The reason of CT colonography was the failure of colonoscopy in 29% of the 238 patients. In 45/238 patients (19%) stricture of the colon, in 23/238 cases (10%) pain, lack of compliance and technical difficulties were the reasons of failure. In 60% of the remaining 23 persons organic intestinal diseases were diagnosed. In 151 cases (63%) the lack of informed consent for colonoscopy was the reason of radiological examinations, pathological aberrations were found in every second patient. Aiming to learn the method, CT colonography was performed after total colonoscopy in 19/238 patients after informed consent.
CT colonography is a useful tool in the algorithm of diagnostics of colorectal diseases in the case of lack of performing total colonoscopy.
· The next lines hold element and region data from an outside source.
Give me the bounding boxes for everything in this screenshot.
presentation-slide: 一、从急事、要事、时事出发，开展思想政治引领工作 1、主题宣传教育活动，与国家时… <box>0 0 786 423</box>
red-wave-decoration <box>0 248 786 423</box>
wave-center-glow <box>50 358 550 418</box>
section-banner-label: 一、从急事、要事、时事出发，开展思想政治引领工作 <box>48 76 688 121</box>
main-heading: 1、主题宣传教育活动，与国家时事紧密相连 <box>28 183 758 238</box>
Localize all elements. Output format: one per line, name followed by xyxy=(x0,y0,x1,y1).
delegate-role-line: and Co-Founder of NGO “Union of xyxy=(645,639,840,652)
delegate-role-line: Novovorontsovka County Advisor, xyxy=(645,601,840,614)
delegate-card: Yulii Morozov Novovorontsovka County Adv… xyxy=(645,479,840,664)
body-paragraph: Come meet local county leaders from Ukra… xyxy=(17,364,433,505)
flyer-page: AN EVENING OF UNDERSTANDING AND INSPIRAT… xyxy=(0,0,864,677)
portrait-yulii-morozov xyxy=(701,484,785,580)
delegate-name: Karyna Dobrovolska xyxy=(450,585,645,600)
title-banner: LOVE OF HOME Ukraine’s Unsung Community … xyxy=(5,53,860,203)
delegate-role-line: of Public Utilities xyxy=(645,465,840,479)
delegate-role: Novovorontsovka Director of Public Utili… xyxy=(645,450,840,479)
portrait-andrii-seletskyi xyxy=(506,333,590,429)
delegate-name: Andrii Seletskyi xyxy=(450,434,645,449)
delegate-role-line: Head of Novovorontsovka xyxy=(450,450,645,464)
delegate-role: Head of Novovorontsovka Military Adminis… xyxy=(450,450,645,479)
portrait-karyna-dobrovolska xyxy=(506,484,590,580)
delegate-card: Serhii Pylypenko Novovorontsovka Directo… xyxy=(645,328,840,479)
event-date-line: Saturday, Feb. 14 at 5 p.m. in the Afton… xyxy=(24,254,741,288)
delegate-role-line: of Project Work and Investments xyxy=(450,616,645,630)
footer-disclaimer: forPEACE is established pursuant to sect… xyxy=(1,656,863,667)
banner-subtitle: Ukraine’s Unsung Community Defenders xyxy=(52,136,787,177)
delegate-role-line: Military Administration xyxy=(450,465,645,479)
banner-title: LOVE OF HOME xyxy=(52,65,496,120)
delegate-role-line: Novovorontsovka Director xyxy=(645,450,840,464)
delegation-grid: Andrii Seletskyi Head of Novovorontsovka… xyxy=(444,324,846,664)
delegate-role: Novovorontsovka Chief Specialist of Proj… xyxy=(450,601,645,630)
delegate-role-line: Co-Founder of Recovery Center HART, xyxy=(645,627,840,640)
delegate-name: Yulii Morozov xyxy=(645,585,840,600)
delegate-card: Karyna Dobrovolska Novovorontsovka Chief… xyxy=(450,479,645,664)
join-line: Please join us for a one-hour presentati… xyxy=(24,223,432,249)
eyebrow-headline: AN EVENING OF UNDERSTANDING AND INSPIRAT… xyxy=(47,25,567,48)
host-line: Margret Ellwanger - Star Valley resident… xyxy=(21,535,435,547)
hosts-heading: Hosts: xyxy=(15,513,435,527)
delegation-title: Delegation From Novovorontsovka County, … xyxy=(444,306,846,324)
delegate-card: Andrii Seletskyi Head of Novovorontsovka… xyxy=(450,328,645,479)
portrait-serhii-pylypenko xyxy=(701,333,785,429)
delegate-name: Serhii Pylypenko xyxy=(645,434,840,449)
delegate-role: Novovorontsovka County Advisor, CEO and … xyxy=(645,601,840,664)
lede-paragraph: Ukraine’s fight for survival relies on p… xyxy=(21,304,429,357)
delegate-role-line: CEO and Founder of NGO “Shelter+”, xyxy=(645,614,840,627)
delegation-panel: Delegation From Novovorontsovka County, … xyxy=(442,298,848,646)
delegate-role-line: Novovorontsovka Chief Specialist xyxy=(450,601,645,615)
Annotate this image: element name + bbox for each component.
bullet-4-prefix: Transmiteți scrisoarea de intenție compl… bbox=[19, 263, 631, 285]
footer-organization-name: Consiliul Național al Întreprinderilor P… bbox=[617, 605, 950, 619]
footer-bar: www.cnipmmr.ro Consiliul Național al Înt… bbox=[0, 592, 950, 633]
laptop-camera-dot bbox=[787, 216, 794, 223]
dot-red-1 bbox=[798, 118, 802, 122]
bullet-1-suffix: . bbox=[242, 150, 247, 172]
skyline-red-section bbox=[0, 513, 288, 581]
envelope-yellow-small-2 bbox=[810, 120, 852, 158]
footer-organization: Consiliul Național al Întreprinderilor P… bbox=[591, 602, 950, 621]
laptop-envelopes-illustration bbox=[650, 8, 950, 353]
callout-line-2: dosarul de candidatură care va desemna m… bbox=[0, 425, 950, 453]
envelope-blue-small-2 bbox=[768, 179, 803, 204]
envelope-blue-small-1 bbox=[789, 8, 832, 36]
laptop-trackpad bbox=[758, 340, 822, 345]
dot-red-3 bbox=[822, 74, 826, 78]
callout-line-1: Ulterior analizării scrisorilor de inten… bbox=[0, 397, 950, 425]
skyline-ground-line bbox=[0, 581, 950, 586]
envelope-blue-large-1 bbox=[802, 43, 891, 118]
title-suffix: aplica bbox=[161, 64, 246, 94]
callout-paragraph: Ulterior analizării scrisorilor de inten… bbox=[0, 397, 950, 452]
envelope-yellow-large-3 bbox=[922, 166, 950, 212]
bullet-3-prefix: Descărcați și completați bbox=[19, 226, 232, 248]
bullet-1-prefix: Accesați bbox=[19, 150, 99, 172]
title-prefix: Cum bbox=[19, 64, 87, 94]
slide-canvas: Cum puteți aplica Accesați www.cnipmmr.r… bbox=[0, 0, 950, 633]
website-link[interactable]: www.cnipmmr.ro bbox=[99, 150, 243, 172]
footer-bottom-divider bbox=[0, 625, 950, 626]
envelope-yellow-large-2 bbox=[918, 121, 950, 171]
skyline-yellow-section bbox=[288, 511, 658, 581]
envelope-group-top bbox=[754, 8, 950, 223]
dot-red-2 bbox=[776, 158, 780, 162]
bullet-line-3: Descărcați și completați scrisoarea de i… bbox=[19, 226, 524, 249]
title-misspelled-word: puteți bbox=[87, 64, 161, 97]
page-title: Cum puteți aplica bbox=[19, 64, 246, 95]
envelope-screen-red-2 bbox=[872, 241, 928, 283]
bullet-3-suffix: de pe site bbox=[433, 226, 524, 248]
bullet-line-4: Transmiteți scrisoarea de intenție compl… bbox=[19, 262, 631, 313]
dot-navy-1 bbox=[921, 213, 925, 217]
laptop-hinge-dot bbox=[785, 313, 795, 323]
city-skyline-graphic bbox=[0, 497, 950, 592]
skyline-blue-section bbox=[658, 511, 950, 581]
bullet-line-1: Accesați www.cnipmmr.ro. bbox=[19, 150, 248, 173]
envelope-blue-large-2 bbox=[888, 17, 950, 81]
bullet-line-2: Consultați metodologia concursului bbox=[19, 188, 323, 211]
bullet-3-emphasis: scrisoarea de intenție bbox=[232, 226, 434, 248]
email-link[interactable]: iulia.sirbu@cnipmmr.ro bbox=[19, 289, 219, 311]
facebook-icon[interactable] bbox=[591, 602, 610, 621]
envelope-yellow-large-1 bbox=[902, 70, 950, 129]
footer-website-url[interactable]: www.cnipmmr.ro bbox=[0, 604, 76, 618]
结肠镜检查是大肠腔内疾病诊断的金标准。其优势在于能够进行组织学取样(活检)和治疗干预。在存在技术困难(狭窄、严重炎症、憩室病、解剖结构改变)或患者未签署知情同意书的情况下,双重对比结肠造影是检查整个大肠的常规诊断工具。结肠胶囊作为一种新技术的应用推广尚有待时日。一个非常重要的标准是判定肠道疾病向周围及远处器官的扩散情况。正确的诊断是治疗规划的基础。CT结肠造影作为一种可标准化的成像方法,能够立即提供有关腔内异常、向周围组织的扩散情况以及腹部状况的信息。使用多排探测器CT的快速、微创技术且无需镇静,使得该方法具有广泛的适用性。
作者探寻CT结肠造影在大肠非恶性疾病诊断、结直肠癌筛查及肿瘤分期中的地位。
收集了2002年9月至2007年1月在扎拉县医院进行CT结肠造影后的92例男性患者(平均年龄:61.2±12.3岁)和146例女性患者(平均年龄61.4±12.5岁)的数据。对决定后续诊疗的指征、方案及结果进行了回顾。
在238例患者中,29%进行CT结肠造影的原因是结肠镜检查失败。在45/238例患者(19%)中,结肠狭窄,在23/238例患者(10%)中,疼痛、患者不配合及技术困难是失败原因。在其余23例患者中的60%诊断出器质性肠道疾病。在151例患者(63%)中,未签署结肠镜检查知情同意书是进行放射学检查的原因,每两名患者中就有一名发现病理异常。为学习该方法,在19/238例患者签署知情同意书后,在全结肠镜检查后进行了CT结肠造影。
在无法进行全结肠镜检查的情况下,CT结肠造影是结直肠疾病诊断流程中的一种有用工具。